A car away I could see a fellow standing outside his car with a small child who must have been three or four years old. The only reason I noticed them was because of that child, a little baby doll wearing socks in that heat and snub-nosed pink shoes that made noise when she hopped playfully on the spot.

As I popped open my trunk I heard a female voice; a harsh-edged voice, matronly voice, displeased, harangued and urgent. She was castigating the man, saying something to him about him not having “brains” for bringing the child out in the hot sun. “I don’t even know how you think sometimes,” I remember her saying. I caught a glimpse of her as I closed my boot, she was loading a bag of shopping into the car. As I made my way to the driver’s door, I happened to look at the man standing there taking the heat and that’s when our eyes met. Normally, we would have both looked away but for some reason we held each other’s gaze. This moment might have lasted three or so seconds but it felt forever because of – what I would learn later – was the significance of that non-verbal exchange.

I drove away.

I thought about him on my short drive home. I thought about him as my blender whirred and churned, the ice-cubes crashing and rattling. And over the following days the man and that child would occasionally cross my mind. I remember his silence, his resignation. It sounded loud in my head, like an echo in a cave. His silence, it seemed, had somehow normalized his situation, at least from that brief moment we interacted in that parking lot. I wondered what was on his mind as he got a hiding. Was he thinking, “This too shall pass?” Or “Silence is the best medicine.” How thick had his skin become? How thick can one’s skin become? I narrated this story to a friend of mine and he said simply, “that man knows his escape.”

Sometimes I picture him at home sitting in the living room in as small a ball because the smaller you are the less a target you become. He’s hiding behind an old newspaper, his tea losing its heat next to him. I wondered what occupies his mind when he’s in bed. Where he gets his validation.

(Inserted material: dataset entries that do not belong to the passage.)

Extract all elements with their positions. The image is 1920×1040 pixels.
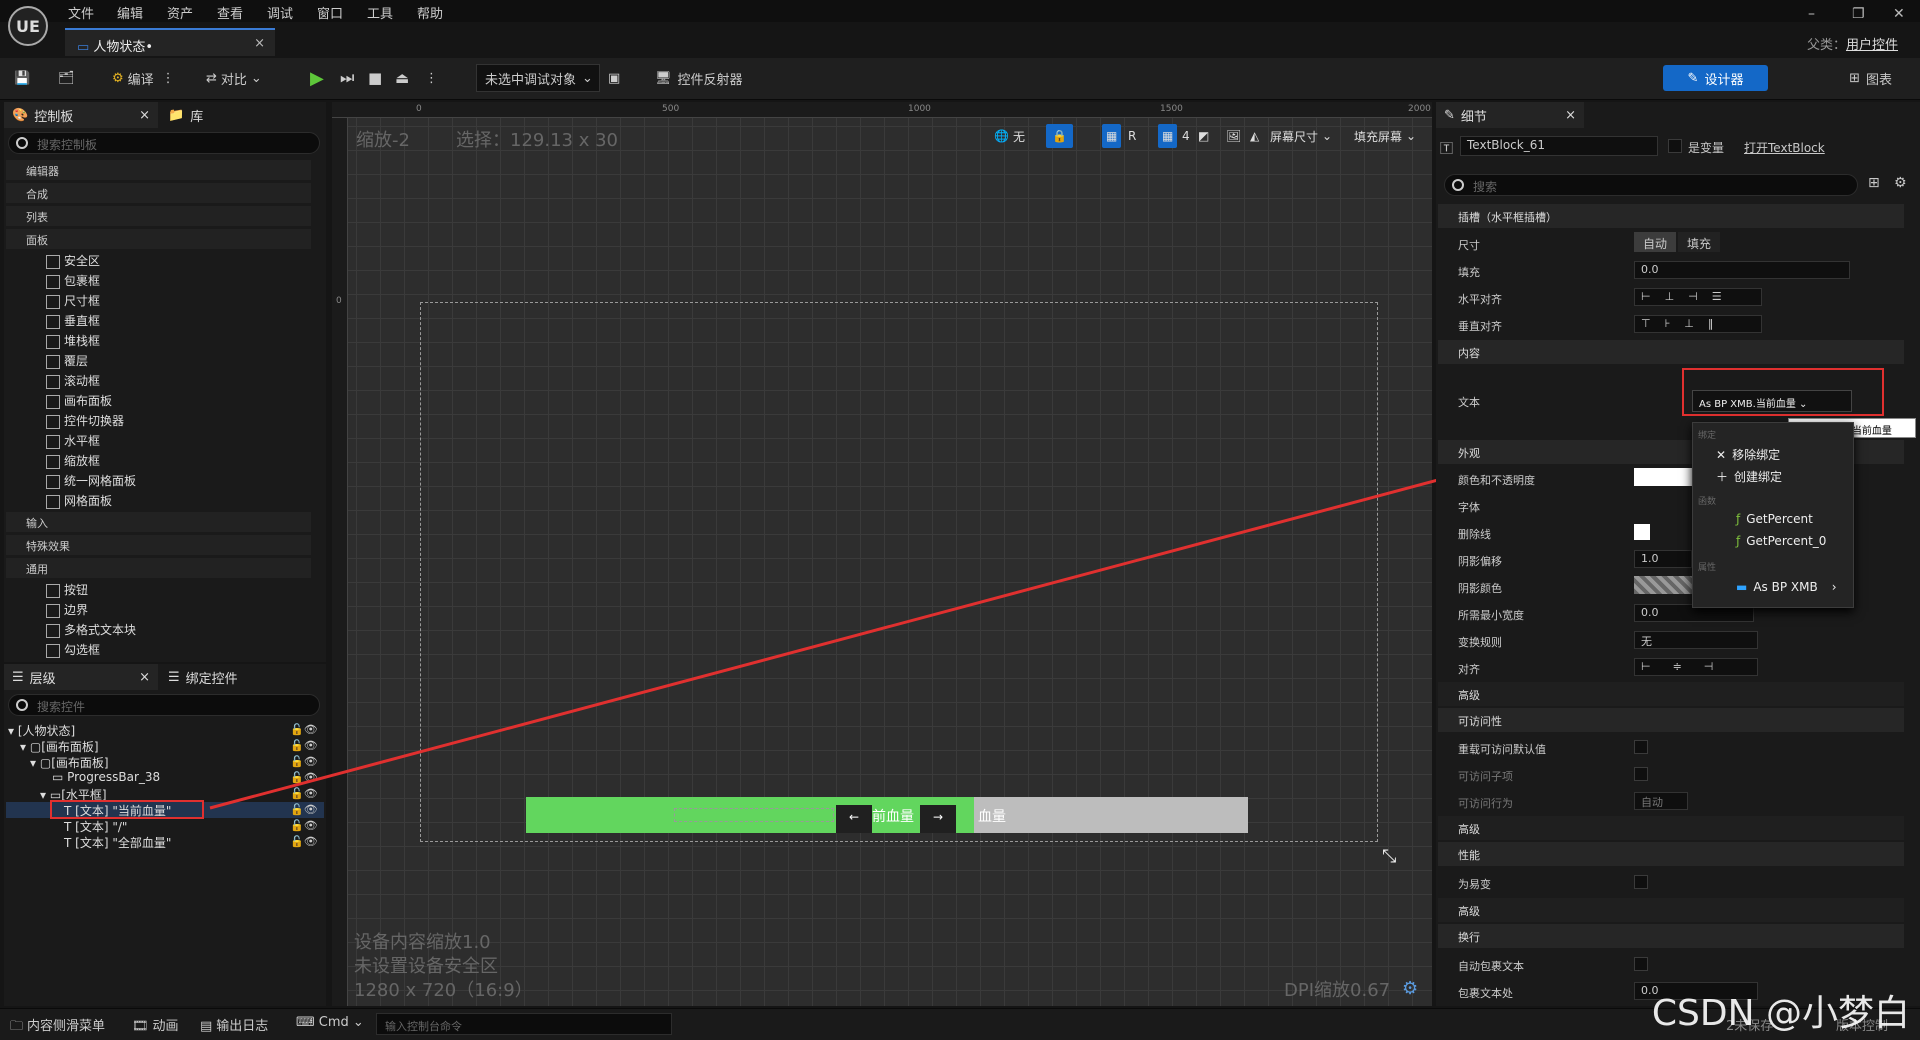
prop-hint: 属性 <box>1698 563 1717 573</box>
chevron-right-icon: › <box>1831 580 1837 594</box>
v-align-buttons[interactable]: ⊤⊦⊥‖ <box>1634 315 1762 333</box>
table-view-icon[interactable]: ⊞ <box>1868 175 1880 191</box>
size-auto-button[interactable]: 自动 <box>1634 232 1676 252</box>
is-variable-label: 是变量 <box>1688 141 1725 155</box>
console-input[interactable]: 输入控制台命令 <box>376 1013 672 1035</box>
log-label: 输出日志 <box>216 1019 269 1034</box>
create-binding-item[interactable]: ＋ 创建绑定 <box>1716 468 1782 485</box>
size-label: 尺寸 <box>1458 239 1480 252</box>
access-behavior-select[interactable]: 自动 <box>1634 792 1688 810</box>
shadow-offset-input[interactable]: 1.0 <box>1634 550 1692 568</box>
min-width-label: 所需最小宽度 <box>1458 609 1524 622</box>
section-wrapping[interactable]: 换行 <box>1438 924 1904 948</box>
v-align-label: 垂直对齐 <box>1458 320 1502 333</box>
section-advanced-2[interactable]: 高级 <box>1438 816 1904 840</box>
function-item-getpercent-0[interactable]: ƒ GetPercent_0 <box>1736 534 1826 548</box>
wrap-at-label: 包裹文本处 <box>1458 987 1513 1000</box>
section-accessibility[interactable]: 可访问性 <box>1438 708 1904 732</box>
override-access-label: 重载可访问默认值 <box>1458 743 1546 756</box>
close-icon: ✕ <box>1716 448 1727 462</box>
access-children-checkbox[interactable] <box>1634 767 1648 781</box>
terminal-icon: ⌨ <box>296 1015 315 1030</box>
section-performance[interactable]: 性能 <box>1438 842 1904 866</box>
function-label: GetPercent_0 <box>1746 534 1827 548</box>
property-label: As BP XMB <box>1753 580 1818 594</box>
h-align-label: 水平对齐 <box>1458 293 1502 306</box>
strike-label: 删除线 <box>1458 528 1491 541</box>
shadow-color-swatch[interactable] <box>1634 576 1692 594</box>
access-behavior-label: 可访问行为 <box>1458 797 1513 810</box>
shadow-offset-label: 阴影偏移 <box>1458 555 1502 568</box>
bind-hint: 绑定 <box>1698 431 1717 441</box>
function-icon: ƒ <box>1736 534 1741 548</box>
highlight-box <box>1682 368 1884 416</box>
shadow-color-label: 阴影颜色 <box>1458 582 1502 595</box>
anim-label: 动画 <box>152 1019 179 1034</box>
strike-swatch[interactable] <box>1634 524 1650 540</box>
function-label: GetPercent <box>1746 512 1813 526</box>
plus-icon: ＋ <box>1716 470 1729 484</box>
open-textblock-link[interactable]: 打开TextBlock <box>1744 139 1825 156</box>
h-align-buttons[interactable]: ⊢⊥⊣☰ <box>1634 288 1762 306</box>
access-behavior-value: 自动 <box>1641 796 1663 809</box>
details-tab-label: 细节 <box>1460 109 1487 125</box>
property-item-as-bp-xmb[interactable]: ▬ As BP XMB › <box>1736 580 1837 594</box>
section-advanced[interactable]: 高级 <box>1438 682 1904 706</box>
watermark: CSDN @小梦白 <box>1651 993 1910 1034</box>
transform-policy-select[interactable]: 无 <box>1634 631 1758 649</box>
drawer-label: 内容侧滑菜单 <box>27 1019 106 1034</box>
padding-label: 填充 <box>1458 266 1480 279</box>
remove-binding-label: 移除绑定 <box>1732 448 1781 462</box>
drawer-icon: 🗀 <box>10 1019 24 1034</box>
color-opacity-label: 颜色和不透明度 <box>1458 474 1535 487</box>
auto-wrap-label: 自动包裹文本 <box>1458 960 1524 973</box>
output-log-button[interactable]: ▤ 输出日志 <box>200 1015 268 1034</box>
padding-input[interactable]: 0.0 <box>1634 261 1850 279</box>
func-hint: 函数 <box>1698 497 1717 507</box>
variable-icon: ▬ <box>1736 580 1748 594</box>
section-content[interactable]: 内容 <box>1438 340 1904 364</box>
pencil-icon: ✎ <box>1444 107 1455 123</box>
search-icon <box>1452 179 1464 191</box>
cmd-select[interactable]: ⌨ Cmd ⌄ <box>296 1015 364 1030</box>
create-binding-label: 创建绑定 <box>1734 470 1783 484</box>
gear-icon[interactable]: ⚙ <box>1894 175 1907 191</box>
status-bar <box>0 1008 1920 1040</box>
transform-value: 无 <box>1641 635 1652 648</box>
override-access-checkbox[interactable] <box>1634 740 1648 754</box>
cmd-label: Cmd <box>318 1015 349 1030</box>
justification-buttons[interactable]: ⊢≑⊣ <box>1634 658 1758 676</box>
volatile-checkbox[interactable] <box>1634 875 1648 889</box>
color-swatch[interactable] <box>1634 468 1692 486</box>
auto-wrap-checkbox[interactable] <box>1634 957 1648 971</box>
font-label: 字体 <box>1458 501 1480 514</box>
film-icon: 🎞 <box>132 1019 149 1034</box>
volatile-label: 为易变 <box>1458 878 1491 891</box>
transform-policy-label: 变换规则 <box>1458 636 1502 649</box>
close-icon[interactable]: × <box>1565 108 1576 123</box>
details-search-input[interactable]: 搜索 <box>1444 174 1858 196</box>
function-item-getpercent[interactable]: ƒ GetPercent <box>1736 512 1813 526</box>
justification-label: 对齐 <box>1458 663 1480 676</box>
animation-button[interactable]: 🎞 动画 <box>132 1015 179 1034</box>
is-variable-checkbox[interactable] <box>1668 139 1682 153</box>
widget-name-input[interactable]: TextBlock_61 <box>1460 136 1658 156</box>
section-advanced-3[interactable]: 高级 <box>1438 898 1904 922</box>
remove-binding-item[interactable]: ✕ 移除绑定 <box>1716 446 1780 463</box>
tab-details[interactable]: ✎ 细节 × <box>1436 102 1584 128</box>
size-fill-button[interactable]: 填充 <box>1678 232 1720 252</box>
log-icon: ▤ <box>200 1019 213 1034</box>
text-widget-icon: 🅃 <box>1440 142 1454 157</box>
content-drawer-button[interactable]: 🗀 内容侧滑菜单 <box>10 1015 105 1039</box>
text-label: 文本 <box>1458 396 1480 409</box>
access-children-label: 可访问子项 <box>1458 770 1513 783</box>
section-slot[interactable]: 插槽（水平框插槽） <box>1438 204 1904 228</box>
function-icon: ƒ <box>1736 512 1741 526</box>
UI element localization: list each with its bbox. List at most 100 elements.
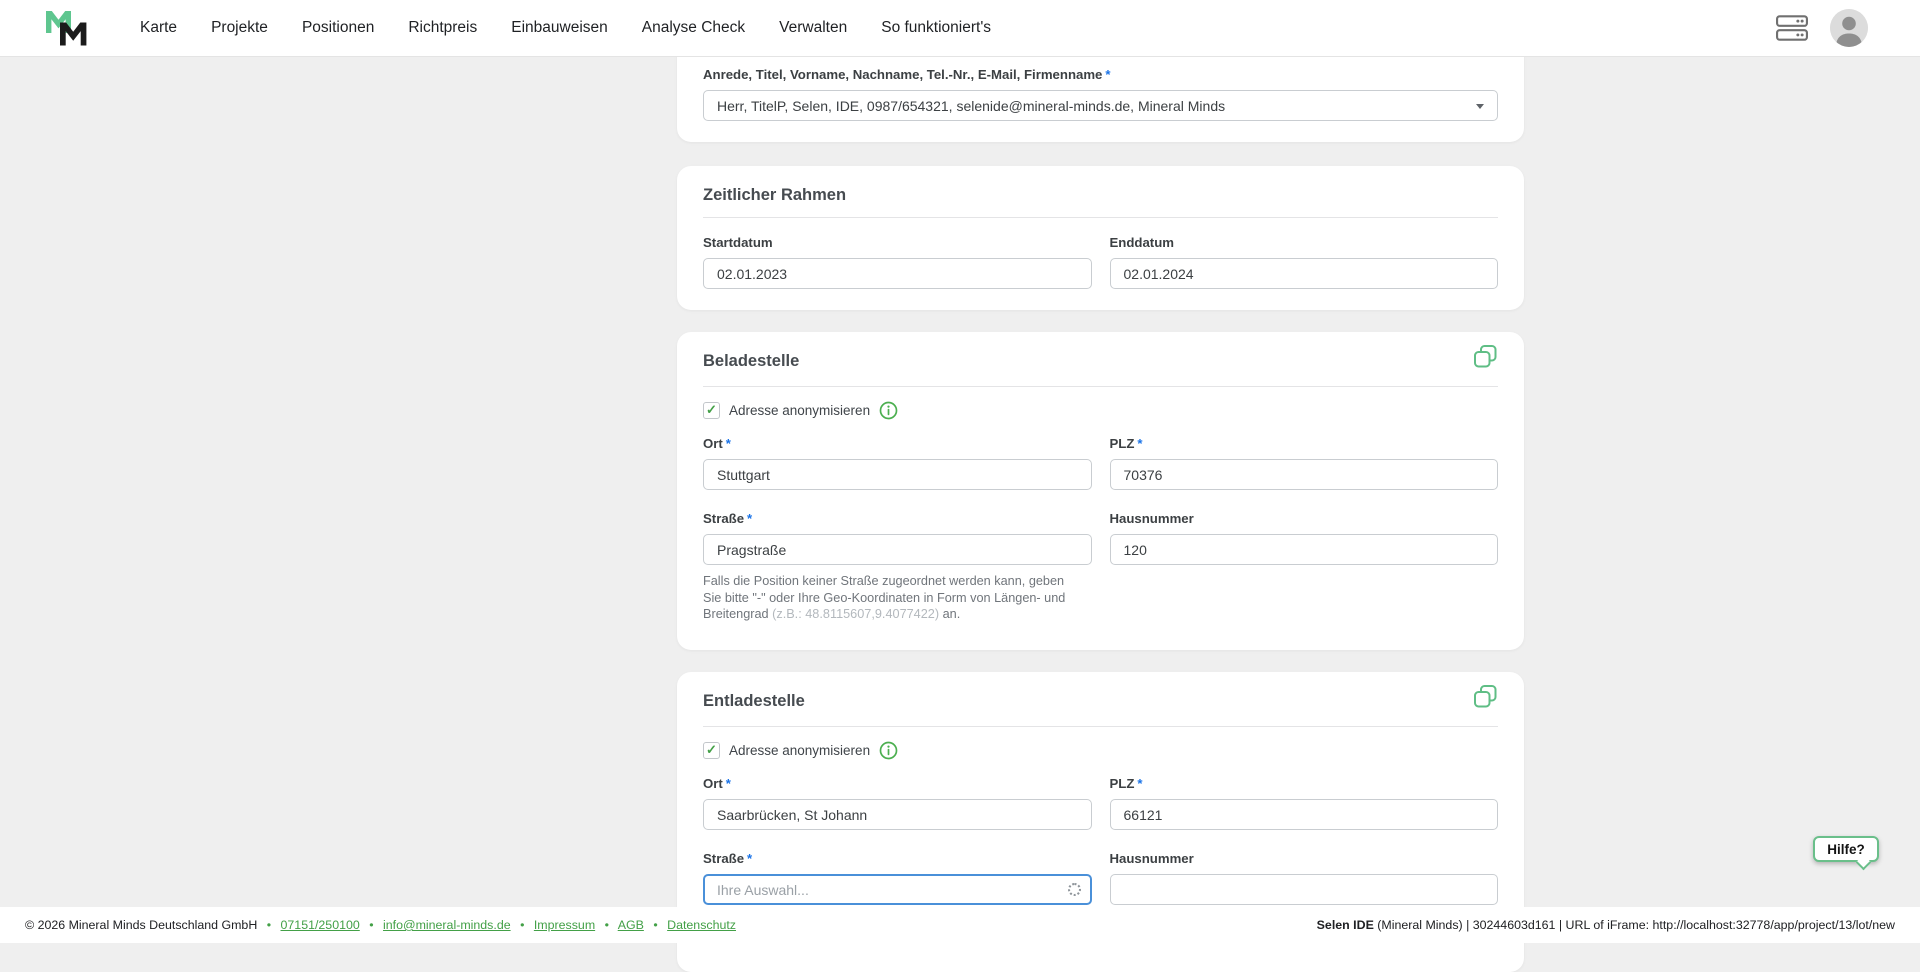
required-mark: * <box>1105 67 1110 82</box>
beladestelle-ort-group: Ort* <box>703 435 1092 490</box>
footer-left: © 2026 Mineral Minds Deutschland GmbH • … <box>25 918 736 932</box>
nav-item-so-funktionierts[interactable]: So funktioniert's <box>881 19 991 37</box>
contact-label-text: Anrede, Titel, Vorname, Nachname, Tel.-N… <box>703 67 1102 82</box>
contact-select-value: Herr, TitelP, Selen, IDE, 0987/654321, s… <box>717 98 1225 114</box>
footer-separator: • <box>653 918 657 932</box>
logo-icon <box>46 11 87 46</box>
contact-select[interactable]: Herr, TitelP, Selen, IDE, 0987/654321, s… <box>703 90 1498 121</box>
entladestelle-strasse-group: Straße* <box>703 850 1092 905</box>
required-mark: * <box>726 436 731 451</box>
divider <box>703 726 1498 727</box>
enddatum-label: Enddatum <box>1110 234 1499 251</box>
required-mark: * <box>747 511 752 526</box>
user-avatar-icon[interactable] <box>1830 9 1868 47</box>
beladestelle-strasse-input[interactable] <box>703 534 1092 565</box>
footer-link-email[interactable]: info@mineral-minds.de <box>383 918 511 932</box>
footer-link-datenschutz[interactable]: Datenschutz <box>667 918 736 932</box>
info-icon <box>879 401 898 420</box>
footer-separator: • <box>520 918 524 932</box>
plz-label: PLZ* <box>1110 775 1499 792</box>
copy-icon <box>1473 684 1498 709</box>
footer-link-agb[interactable]: AGB <box>618 918 644 932</box>
startdatum-field-group: Startdatum <box>703 234 1092 289</box>
hausnummer-label: Hausnummer <box>1110 850 1499 867</box>
entladestelle-plz-input[interactable] <box>1110 799 1499 830</box>
beladestelle-plz-group: PLZ* <box>1110 435 1499 490</box>
strasse-hint-text: Falls die Position keiner Straße zugeord… <box>703 573 1095 623</box>
enddatum-field-group: Enddatum <box>1110 234 1499 289</box>
copyright-text: © 2026 Mineral Minds Deutschland GmbH <box>25 918 257 932</box>
footer-right: Selen IDE (Mineral Minds) | 30244603d161… <box>1317 918 1895 932</box>
loading-spinner-icon <box>1068 883 1081 896</box>
anonymize-checkbox[interactable]: ✓ <box>703 742 720 759</box>
timeframe-card: Zeitlicher Rahmen Startdatum Enddatum <box>677 166 1524 310</box>
timeframe-title: Zeitlicher Rahmen <box>703 186 846 205</box>
required-mark: * <box>747 851 752 866</box>
anonymize-label: Adresse anonymisieren <box>729 743 870 758</box>
nav-item-verwalten[interactable]: Verwalten <box>779 19 847 37</box>
beladestelle-title: Beladestelle <box>703 352 799 371</box>
nav-item-richtpreis[interactable]: Richtpreis <box>408 19 477 37</box>
footer-user-name: Selen IDE <box>1317 918 1374 932</box>
strasse-label: Straße* <box>703 510 1092 527</box>
nav-right-icons <box>1776 0 1868 56</box>
checkmark-icon: ✓ <box>706 402 717 418</box>
geo-coords-example: (z.B.: 48.8115607,9.4077422) <box>772 607 939 621</box>
required-mark: * <box>1137 776 1142 791</box>
nav-item-projekte[interactable]: Projekte <box>211 19 268 37</box>
help-button-label: Hilfe? <box>1827 842 1865 857</box>
copy-button[interactable] <box>1473 344 1498 374</box>
strasse-label: Straße* <box>703 850 1092 867</box>
beladestelle-strasse-group: Straße* <box>703 510 1092 565</box>
top-navigation: Karte Projekte Positionen Richtpreis Ein… <box>0 0 1920 57</box>
anonymize-label: Adresse anonymisieren <box>729 403 870 418</box>
footer-debug-info: (Mineral Minds) | 30244603d161 | URL of … <box>1374 918 1895 932</box>
footer-link-phone[interactable]: 07151/250100 <box>281 918 360 932</box>
speech-bubble-tail <box>1856 854 1872 870</box>
contact-label: Anrede, Titel, Vorname, Nachname, Tel.-N… <box>703 66 1498 83</box>
server-stack-icon[interactable] <box>1776 15 1808 41</box>
info-icon <box>879 741 898 760</box>
required-mark: * <box>726 776 731 791</box>
entladestelle-title: Entladestelle <box>703 692 805 711</box>
anonymize-checkbox[interactable]: ✓ <box>703 402 720 419</box>
mineral-minds-logo[interactable] <box>46 11 87 46</box>
hausnummer-label: Hausnummer <box>1110 510 1499 527</box>
footer-separator: • <box>605 918 609 932</box>
entladestelle-strasse-input[interactable] <box>703 874 1092 905</box>
entladestelle-hausnummer-group: Hausnummer <box>1110 850 1499 905</box>
help-button[interactable]: Hilfe? <box>1813 836 1879 862</box>
copy-icon <box>1473 344 1498 369</box>
entladestelle-hausnummer-input[interactable] <box>1110 874 1499 905</box>
info-button[interactable] <box>879 401 898 420</box>
copy-button[interactable] <box>1473 684 1498 714</box>
beladestelle-hausnummer-input[interactable] <box>1110 534 1499 565</box>
nav-item-karte[interactable]: Karte <box>140 19 177 37</box>
nav-item-analyse-check[interactable]: Analyse Check <box>642 19 745 37</box>
ort-label: Ort* <box>703 435 1092 452</box>
info-button[interactable] <box>879 741 898 760</box>
footer-link-impressum[interactable]: Impressum <box>534 918 595 932</box>
nav-item-einbauweisen[interactable]: Einbauweisen <box>511 19 608 37</box>
entladestelle-plz-group: PLZ* <box>1110 775 1499 830</box>
entladestelle-ort-input[interactable] <box>703 799 1092 830</box>
beladestelle-hausnummer-group: Hausnummer <box>1110 510 1499 565</box>
startdatum-input[interactable] <box>703 258 1092 289</box>
footer-separator: • <box>369 918 373 932</box>
beladestelle-ort-input[interactable] <box>703 459 1092 490</box>
plz-label: PLZ* <box>1110 435 1499 452</box>
required-mark: * <box>1137 436 1142 451</box>
beladestelle-card: Beladestelle ✓ Adresse anonymisieren <box>677 332 1524 650</box>
startdatum-label: Startdatum <box>703 234 1092 251</box>
checkmark-icon: ✓ <box>706 742 717 758</box>
footer: © 2026 Mineral Minds Deutschland GmbH • … <box>0 907 1920 943</box>
enddatum-input[interactable] <box>1110 258 1499 289</box>
entladestelle-ort-group: Ort* <box>703 775 1092 830</box>
divider <box>703 217 1498 218</box>
nav-item-positionen[interactable]: Positionen <box>302 19 374 37</box>
main-menu: Karte Projekte Positionen Richtpreis Ein… <box>140 0 991 56</box>
ort-label: Ort* <box>703 775 1092 792</box>
divider <box>703 386 1498 387</box>
beladestelle-plz-input[interactable] <box>1110 459 1499 490</box>
footer-separator: • <box>267 918 271 932</box>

What makes him feel good about himself? I also wonder about that little girl, if one day she will grow up and remember that hot day in the rooftop parking; the fire on her mother’s tongue and the resounding silence of her father. I wonder what adjectives she will use to describe her father when she’s 12. Or 20. “Stoic.” “Wise.” “Calm.” “muted.” “mousy”, “faint.” And how that incidence might shape her view of a man.

Mostly I think of that look we exchanged, strangers, yet brothers. That intense look that evoked a strange feeling in me. I felt shame for him and embarrassment for myself. Shame because I saw him in his most vulnerable state, in his weakness, in his nakedness. The one language that we share as men is ego and pride, and he had none at that moment he was getting an earful in public. He was clothed, but his nakedness was stark. I intruded on his vulnerability and was embarrassed to be a witness.

I still think about him occasionally, almost a month later. And if he’s reading this, I hope he never lowers his chin.